Associate professor Felicity Fenner, from UNSW’s Art & Design agrees, although she's been heartened by the number of people seeking her advice to buy art online in the COVID-19 era.

“When you shop online for a dress, you don’t get to feel the texture or see how the fabric falls; it’s the same with art online," she says.

As curator of City Dialogue: Public Art and the Biennale of Sydney – which is expected to re-open at Customs House to align with the Biennale – she feels exhibitions are set up so that the artworks are "in conversation".

“As a curator I need to advocate the importance of going out to see art, the objects are set up as if they are in conversations themselves, so we can have conversations about them,”she says.

David Williams, the curator at White Rabbit Gallery, hopes the Chippendale space which showcases one of the world's most significant collections of Chinese contemporary art, will help shape geopolitical conversations, when it reopens next Saturday, June 6.
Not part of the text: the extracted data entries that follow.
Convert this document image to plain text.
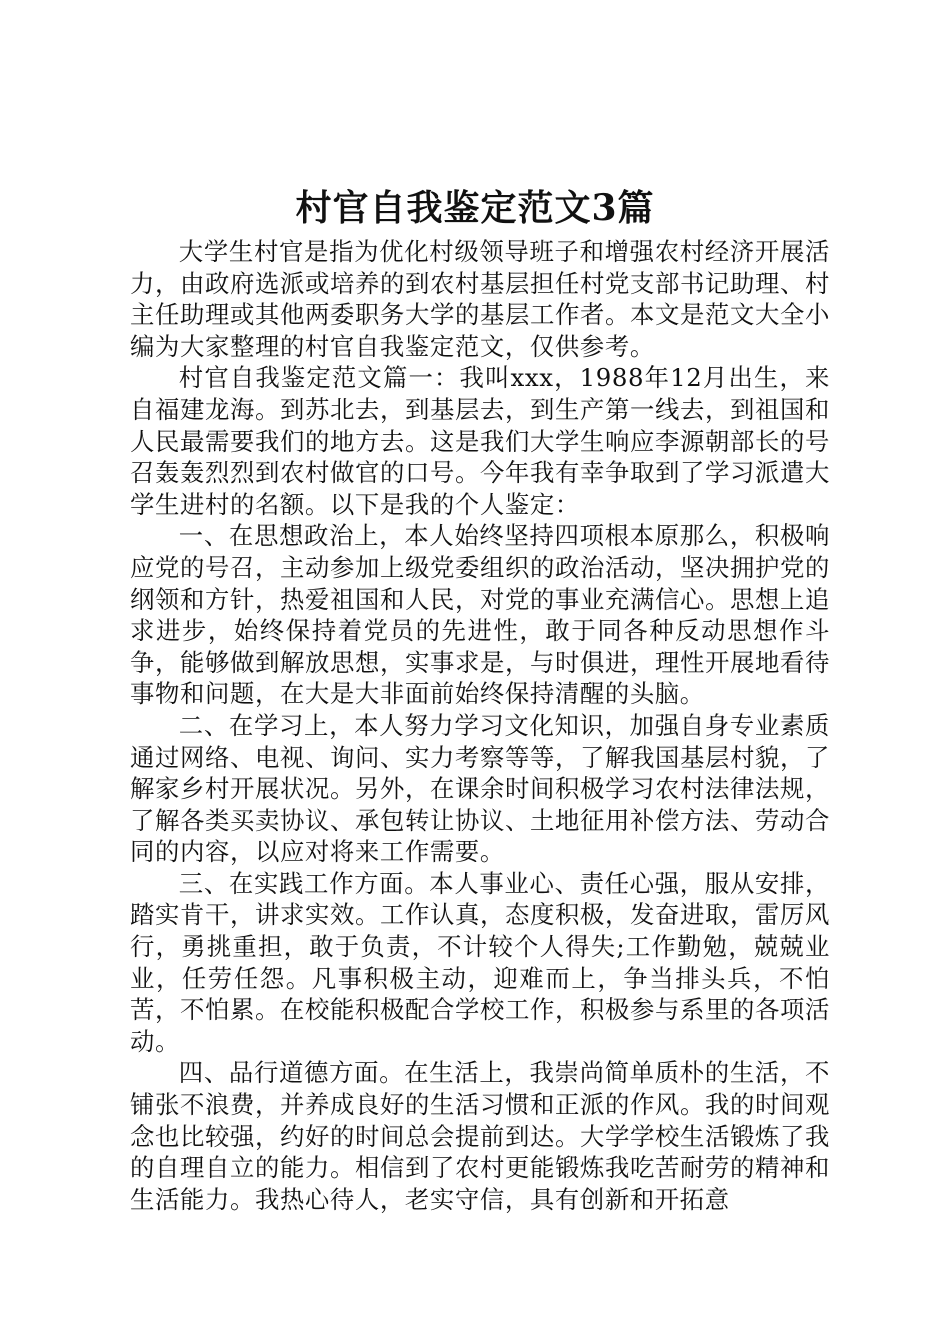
村官自我鉴定范文3篇

大学生村官是指为优化村级领导班子和增强农村经济开展活力，由政府选派或培养的到农村基层担任村党支部书记助理、村主任助理或其他两委职务大学的基层工作者。本文是范文大全小编为大家整理的村官自我鉴定范文，仅供参考。

村官自我鉴定范文篇一：我叫xxx，1988年12月出生，来自福建龙海。到苏北去，到基层去，到生产第一线去，到祖国和人民最需要我们的地方去。这是我们大学生响应李源朝部长的号召轰轰烈烈到农村做官的口号。今年我有幸争取到了学习派遣大学生进村的名额。以下是我的个人鉴定：

一、在思想政治上，本人始终坚持四项根本原那么，积极响应党的号召，主动参加上级党委组织的政治活动，坚决拥护党的纲领和方针，热爱祖国和人民，对党的事业充满信心。思想上追求进步，始终保持着党员的先进性，敢于同各种反动思想作斗争，能够做到解放思想，实事求是，与时俱进，理性开展地看待事物和问题，在大是大非面前始终保持清醒的头脑。

二、在学习上，本人努力学习文化知识，加强自身专业素质通过网络、电视、询问、实力考察等等，了解我国基层村貌，了解家乡村开展状况。另外，在课余时间积极学习农村法律法规，了解各类买卖协议、承包转让协议、土地征用补偿方法、劳动合同的内容，以应对将来工作需要。

三、在实践工作方面。本人事业心、责任心强，服从安排，踏实肯干，讲求实效。工作认真，态度积极，发奋进取，雷厉风行，勇挑重担，敢于负责，不计较个人得失;工作勤勉，兢兢业业，任劳任怨。凡事积极主动，迎难而上，争当排头兵，不怕苦，不怕累。在校能积极配合学校工作，积极参与系里的各项活动。

四、品行道德方面。在生活上，我崇尚简单质朴的生活，不铺张不浪费，并养成良好的生活习惯和正派的作风。我的时间观念也比较强，约好的时间总会提前到达。大学学校生活锻炼了我的自理自立的能力。相信到了农村更能锻炼我吃苦耐劳的精神和生活能力。我热心待人，老实守信，具有创新和开拓意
“I think for visitors to White Rabbit the thing they will have missed most about our gallery are the art attendants, and the opportunity to have a conversation with them which makes the art accessible,” he says. Their current exhibition And Now, can contribute to a broader dialogue about China that does not just include COVID-19, he says.

“Given the virus began in China, we offer a different way to look at China through contemporary art."